En diciembre de 2011, la revista Time elegía como personaje del año a un manifestante anónimo, al que llamaba simplemente “The Protester”. La tapa de la edición lo mostraba con la cara cubierta por un pañuelo y la cabeza envuelta en algo que tanto podía ser un turbante como una gorra o una capucha. No se distinguían los rasgos (esa es la idea de taparse la cara) y tampoco se podía identificar el género. Era alguien joven, pertrechado como para resistir en una manifestación en la que, eventualmente, podría estar expuesto a gases, agua a alta presión o cualquier otra sustancia de las que se usan para dispersar el amontonamiento de gente. Era, por así decirlo, un manifestante platónico: El Manifestante.
Aquel había sido un año intenso. Las noticias sobre lo que se conoció como primavera árabe (ese polvorín que terminó con gobiernos tan distintos como los de Hosni Mubarak y Muamar Gadafi) se intercalaban en los informativos con imágenes de personas acampando en Wall Street o en Puerta del Sol, con manifestaciones en Atenas y con marchas estudiantiles en Santiago de Chile. La indignación estaba en su mejor momento, y a nadie le importaba mucho saber contra qué, exactamente, se manifestaban en cada caso tantas personas.
A la revista Time, por cierto, tampoco le importó aclarar el punto. El manifestante, ese concepto puro, esa figura que tomaba todo el planeta en un contagio enfervorizado, estaba más allá de cualquier pregunta sobre la justicia, la pertinencia o la necesidad de su irrupción. Las causas del descontento, los objetivos perseguidos por los manifestantes eran cuidadosamente uniformizados y descafeinados detrás del signo neto, límpido, de un rostro joven con la cara tapada.
Mucha agua corrió desde entonces bajo los puentes del mundo, y ahora las protestas en cadena parecen haber tomado América Latina de norte a sur. Se protesta en Chile contra la mercantilización de la vida y se derroca a un presidente indígena en Bolivia con la promesa de correr a la Pachamama y devolver a Dios lo que es de Dios. Hay muertos, hay heridos graves, hay abusos de todo tipo y una violencia que parece pedir a gritos que alguien venga a poner orden. Hay un clima exasperado que ni los medios masivos explican con claridad ni los impacientes ciudadanos tenemos ganas ni tiempo de investigar. Se recurre, entonces, a las metáforas simplificadoras, se apela al buen trato y al respeto y se habla de tender puentes, remar juntos y no caer en la grieta. Y sí, lo de caer es metafórico (caer está ahí en lugar de verbos como, por ejemplo, incurrir), pero de un modo distinto a “la grieta”. La grieta metaforiza una ruptura social que nos divide fatalmente, que nos vuelve enemigos y nos impide tirar juntos para el mismo lado, que es como se debe hacer para avanzar.

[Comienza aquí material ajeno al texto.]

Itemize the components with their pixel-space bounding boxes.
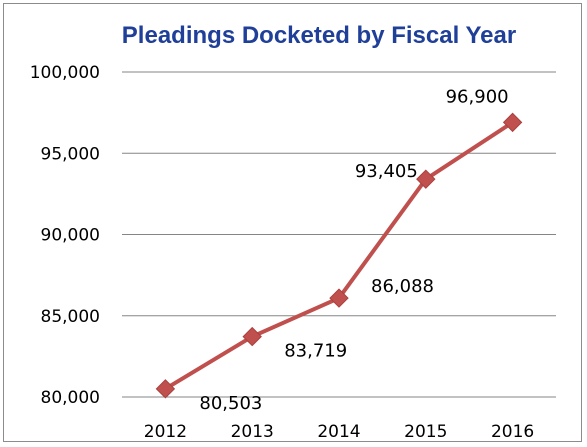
data-labels: 80,503 83,719 86,088 93,405 96,900 — [199, 86, 508, 413]
series-markers — [155, 112, 523, 399]
y-tick-label: 80,000 — [41, 388, 100, 408]
data-point-marker — [242, 326, 262, 347]
x-axis: 2012 2013 2014 2015 2016 — [144, 422, 534, 442]
y-tick-label: 85,000 — [41, 307, 100, 327]
data-point-marker — [502, 112, 523, 133]
y-tick-label: 90,000 — [41, 226, 100, 246]
chart-frame — [3, 3, 582, 442]
y-tick-label: 100,000 — [30, 63, 100, 83]
gridlines — [122, 71, 556, 398]
data-point-marker — [155, 379, 176, 399]
x-tick-label: 2016 — [491, 422, 534, 442]
x-tick-label: 2013 — [231, 422, 274, 442]
data-label: 83,719 — [284, 341, 347, 362]
data-label: 96,900 — [446, 86, 509, 107]
x-tick-label: 2012 — [144, 422, 187, 442]
y-axis: 80,000 85,000 90,000 95,000 100,000 — [30, 63, 100, 408]
data-point-marker — [329, 288, 349, 308]
data-point-marker — [416, 169, 436, 189]
x-tick-label: 2015 — [404, 422, 447, 442]
data-label: 93,405 — [355, 161, 418, 182]
data-label: 80,503 — [199, 393, 262, 414]
data-label: 86,088 — [371, 276, 434, 297]
y-tick-label: 95,000 — [41, 144, 100, 164]
chart-title: Pleadings Docketed by Fiscal Year — [122, 22, 516, 49]
x-tick-label: 2014 — [317, 422, 360, 442]
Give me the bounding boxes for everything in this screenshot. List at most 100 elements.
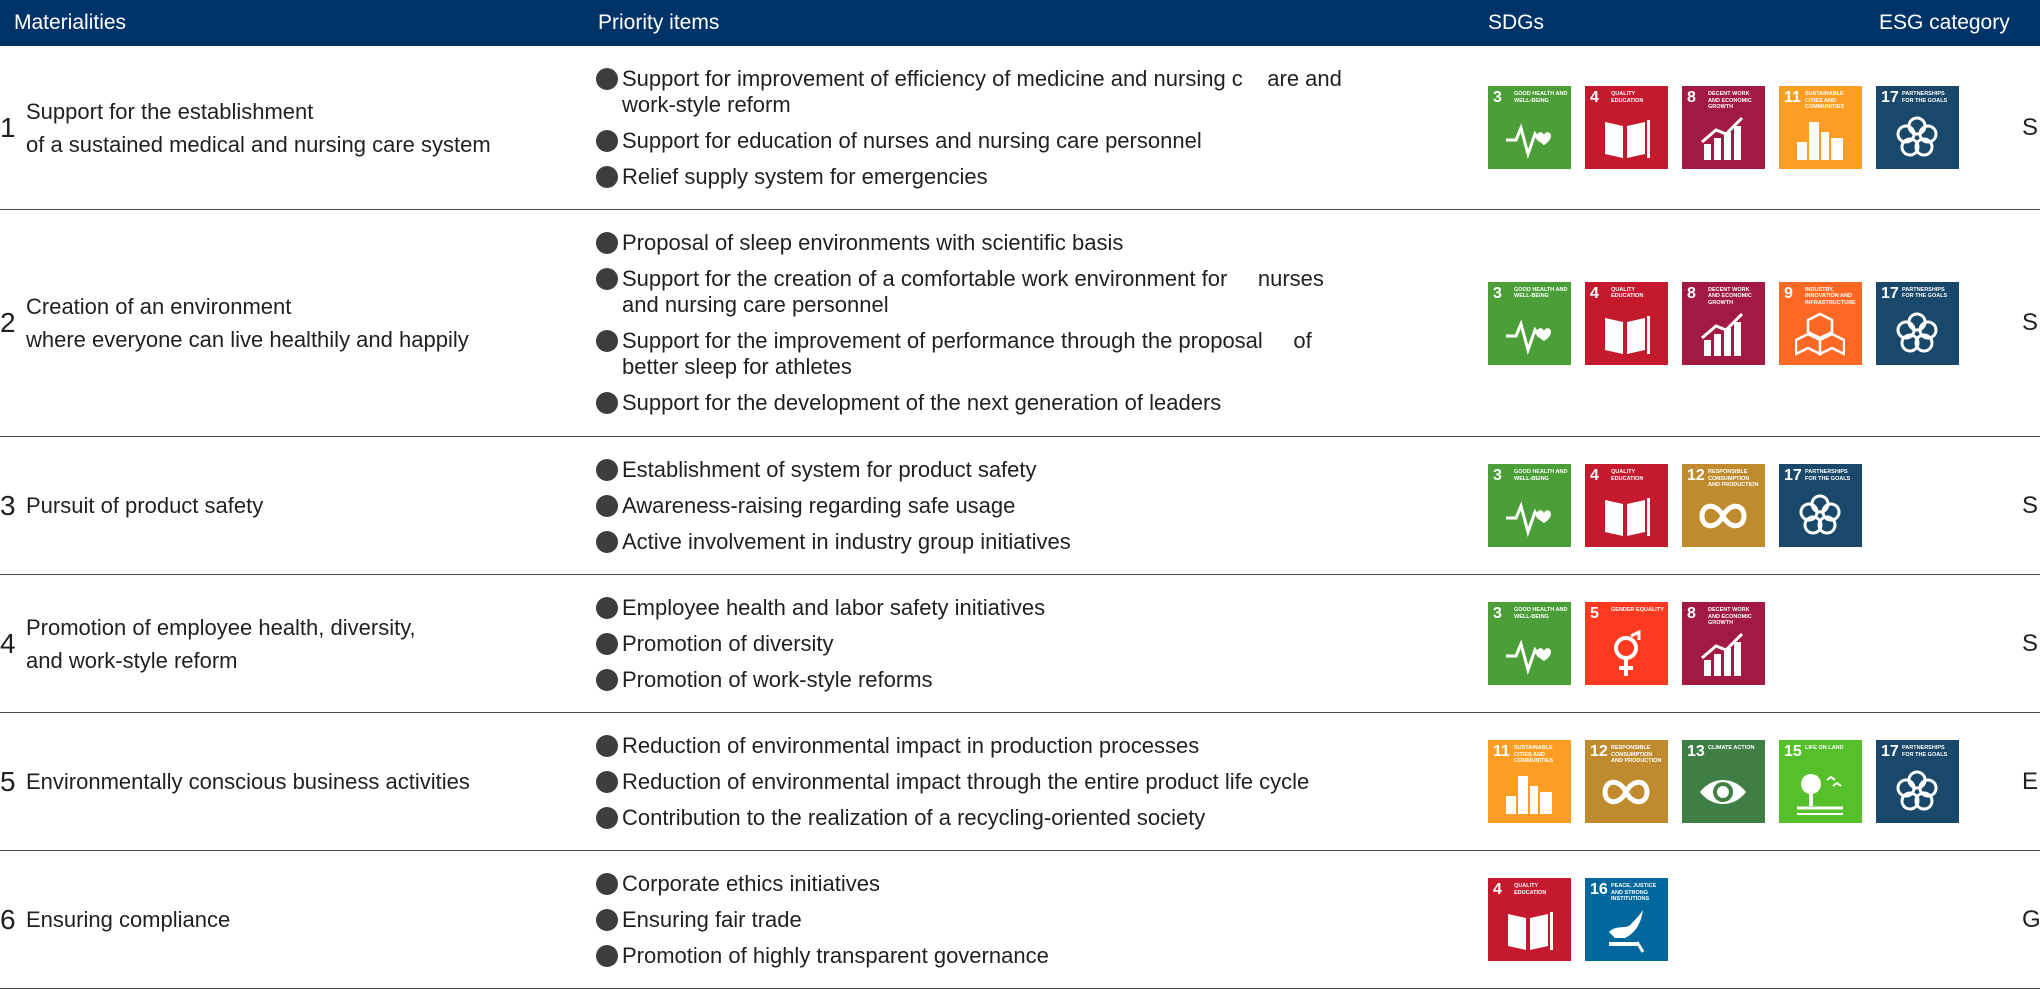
priority-item-text: Relief supply system for emergencies: [622, 163, 988, 189]
sdg-11-city-icon: 11 SUSTAINABLE CITIES AND COMMUNITIES: [1779, 86, 1862, 169]
table-row: 2 Creation of an environment where everyon…: [0, 210, 2040, 437]
table-row: 4 Promotion of employee health, diversity…: [0, 575, 2040, 713]
book-icon: [1605, 498, 1650, 536]
priority-items: Support for improvement of efficiency of…: [596, 46, 1416, 209]
sdg-number: 4: [1590, 89, 1599, 106]
bullet-icon: [596, 872, 618, 895]
priority-item-text: Support for improvement of efficiency of…: [622, 65, 1342, 117]
bullet-icon: [596, 330, 618, 352]
dove-icon: [1609, 910, 1645, 953]
priority-items: Establishment of system for product safe…: [596, 437, 1416, 574]
table-row: 3 Pursuit of product safety Establishment …: [0, 437, 2040, 575]
materiality-number: 5: [0, 765, 16, 797]
table-row: 6 Ensuring compliance Corporate ethics ini…: [0, 851, 2040, 989]
sdg-17-flower-icon: 17 PARTNERSHIPS FOR THE GOALS: [1779, 464, 1862, 547]
materiality-title: Promotion of employee health, diversity,…: [26, 611, 416, 677]
sdg-title: DECENT WORK AND ECONOMIC GROWTH: [1708, 286, 1752, 306]
sdg-title: PARTNERSHIPS FOR THE GOALS: [1902, 286, 1948, 300]
priority-item-text: Support for the creation of a comfortabl…: [622, 266, 1324, 317]
materiality-title-line: and work-style reform: [26, 647, 238, 673]
sdg-9-cubes-icon: 9 INDUSTRY, INNOVATION AND INFRASTRUCTURE: [1779, 281, 1862, 365]
sdg-3-heartbeat-icon: 3 GOOD HEALTH AND WELL-BEING: [1488, 464, 1571, 547]
bullet-icon: [596, 806, 618, 829]
sdg-title: QUALITY EDUCATION: [1514, 883, 1547, 896]
sdg-title: QUALITY EDUCATION: [1611, 286, 1644, 300]
priority-item: Proposal of sleep environments with scie…: [596, 230, 1416, 256]
priority-item: Awareness-raising regarding safe usage: [596, 493, 1416, 519]
priority-item-text: Promotion of diversity: [622, 630, 834, 656]
esg-category: E: [2022, 767, 2039, 795]
priority-item-text: Proposal of sleep environments with scie…: [622, 230, 1124, 255]
flower-icon: [1896, 770, 1938, 811]
tree-icon: [1797, 774, 1843, 815]
esg-category: S: [2022, 491, 2039, 519]
priority-items: Corporate ethics initiatives Ensuring fai…: [596, 851, 1416, 988]
bullet-icon: [596, 530, 618, 553]
priority-item-text: Active involvement in industry group ini…: [622, 528, 1071, 554]
sdg-number: 17: [1881, 284, 1899, 302]
sdg-3-heartbeat-icon: 3 GOOD HEALTH AND WELL-BEING: [1488, 602, 1571, 685]
materiality-number: 2: [0, 307, 16, 338]
sdg-title: GOOD HEALTH AND WELL-BEING: [1514, 469, 1568, 482]
sdg-3-heartbeat-icon: 3 GOOD HEALTH AND WELL-BEING: [1488, 86, 1571, 169]
priority-item: Corporate ethics initiatives: [596, 871, 1416, 897]
priority-item-text: Support for the improvement of performan…: [622, 328, 1312, 379]
sdg-4-book-icon: 4 QUALITY EDUCATION: [1585, 281, 1668, 365]
bullet-icon: [596, 67, 618, 90]
bullet-icon: [596, 770, 618, 793]
bullet-icon: [596, 494, 618, 517]
infinity-icon: [1602, 779, 1650, 805]
materiality-title: Environmentally conscious business activ…: [26, 765, 470, 798]
sdg-title: SUSTAINABLE CITIES AND COMMUNITIES: [1514, 745, 1554, 764]
priority-item: Contribution to the realization of a rec…: [596, 805, 1416, 831]
sdg-number: 17: [1881, 743, 1899, 760]
sdg-13-eye-globe-icon: 13 CLIMATE ACTION: [1682, 740, 1765, 823]
flower-icon: [1896, 312, 1938, 352]
infinity-icon: [1699, 503, 1747, 529]
table-row: 1 Support for the establishment of a susta…: [0, 46, 2040, 210]
priority-item-text: Establishment of system for product safe…: [622, 456, 1037, 482]
materiality-title-line: Pursuit of product safety: [26, 493, 264, 518]
sdg-number: 8: [1687, 284, 1696, 302]
sdg-number: 13: [1687, 743, 1705, 760]
bullet-icon: [596, 165, 618, 188]
esg-category: S: [2022, 309, 2039, 336]
priority-item: Promotion of highly transparent governan…: [596, 943, 1416, 969]
bullet-icon: [596, 944, 618, 967]
sdg-title: LIFE ON LAND: [1805, 745, 1844, 751]
bullet-icon: [596, 268, 618, 290]
sdg-title: GOOD HEALTH AND WELL-BEING: [1514, 286, 1568, 300]
sdg-title: GOOD HEALTH AND WELL-BEING: [1514, 91, 1568, 104]
priority-item: Establishment of system for product safe…: [596, 457, 1416, 483]
sdg-number: 3: [1493, 284, 1502, 302]
bullet-icon: [596, 232, 618, 254]
materiality-cell: 1 Support for the establishment of a susta…: [0, 46, 491, 209]
bullet-icon: [596, 668, 618, 691]
priority-item-text: Support for education of nurses and nurs…: [622, 127, 1202, 153]
materiality-cell: 2 Creation of an environment where everyon…: [0, 210, 469, 436]
cubes-icon: [1795, 312, 1845, 356]
sdg-title: PARTNERSHIPS FOR THE GOALS: [1902, 745, 1948, 758]
priority-item: Relief supply system for emergencies: [596, 164, 1416, 190]
sdg-title: RESPONSIBLE CONSUMPTION AND PRODUCTION: [1708, 469, 1759, 488]
priority-items: Proposal of sleep environments with scie…: [596, 210, 1416, 436]
priority-item-text: Ensuring fair trade: [622, 906, 802, 932]
sdg-number: 4: [1590, 284, 1599, 302]
priority-item: Support for the improvement of performan…: [596, 328, 1416, 380]
priority-item-text: Reduction of environmental impact in pro…: [622, 732, 1200, 758]
sdg-icons: 3 GOOD HEALTH AND WELL-BEING 5 GENDER EQUAL…: [1488, 575, 1779, 712]
materiality-title-line: Environmentally conscious business activ…: [26, 769, 470, 794]
bullet-icon: [596, 632, 618, 655]
sdg-17-flower-icon: 17 PARTNERSHIPS FOR THE GOALS: [1876, 281, 1959, 365]
bullet-icon: [596, 129, 618, 152]
sdg-number: 16: [1590, 881, 1608, 898]
sdg-number: 11: [1493, 743, 1510, 760]
table-header: Materialities Priority items SDGs ESG ca…: [0, 0, 2040, 46]
eye-globe-icon: [1700, 780, 1746, 804]
materiality-number: 1: [0, 111, 16, 143]
materiality-cell: 3 Pursuit of product safety: [0, 437, 263, 574]
heartbeat-icon: [1506, 123, 1551, 160]
materiality-title-line: where everyone can live healthily and ha…: [26, 327, 469, 352]
sdg-number: 9: [1784, 284, 1793, 302]
materiality-title: Creation of an environment where everyone…: [26, 290, 469, 356]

Todo este palabrerío de movimiento lleno de imágenes territoriales sirve para ocultar piadosamente la verdad de la milanesa, que no es otra que la de los intereses en conflicto, las tensiones de clase, las posiciones de poder y los lugares subalternos. Sirve para que hablemos de eso, de cómo estamos divididos y de cuánto deberíamos estar cuidando el “día después”, ese momento que nos encontrará otra vez poniendo el hombro para sacar el país adelante, porque si no, señor, señora, nos espera lo peor. El caos. La debacle. El triste escenario de las protestas y la represión, el forcejeo y la demostración de autoridad, el insulto fácil, la victimización y el reproche. Y así, como quien no quiere la cosa, dejamos pasar la ocasión de hablar claramente de lo que nos diferencia, de poner la palabra, el pensamiento y el cuerpo en la construcción de algo distinto a lo que no queremos, de asumir que, efectivamente, hay quienes entienden que está bien una cosa y quienes entienden que está bien la contraria, y eso no es una grieta, no es un accidente geográfico, sino el resultado de ver el mundo de formas muy distintas.
La agencia de noticias que solemos consultar en la redacción tiene organizadas sus áreas temáticas bajo etiquetas más o menos convencionales (deportes; arte y espectáculos; política), salvo por una que se llama “disturbios y conflictos”. La conflictividad, la protesta, los disturbios constituyen, para la agencia, una categoría específica, así como para la revista Time el manifestante era un personaje puro, más allá de sus motivaciones o de sus objetivos. La grieta, el estallido y tantas otras metáforas banales cumplen la misma función: diluir la razón del acontecimiento en la superficie de su ocurrencia. Nos infantilizan en nuestro lugar de ciudadanos y nos arrinconan en una posición en la que sólo parece posible pedir orden o lanzarse a la batahola. O ambas, porque cuando no se sabe para qué se hacen las cosas, no tiene nada de raro pasar de un extremo al otro.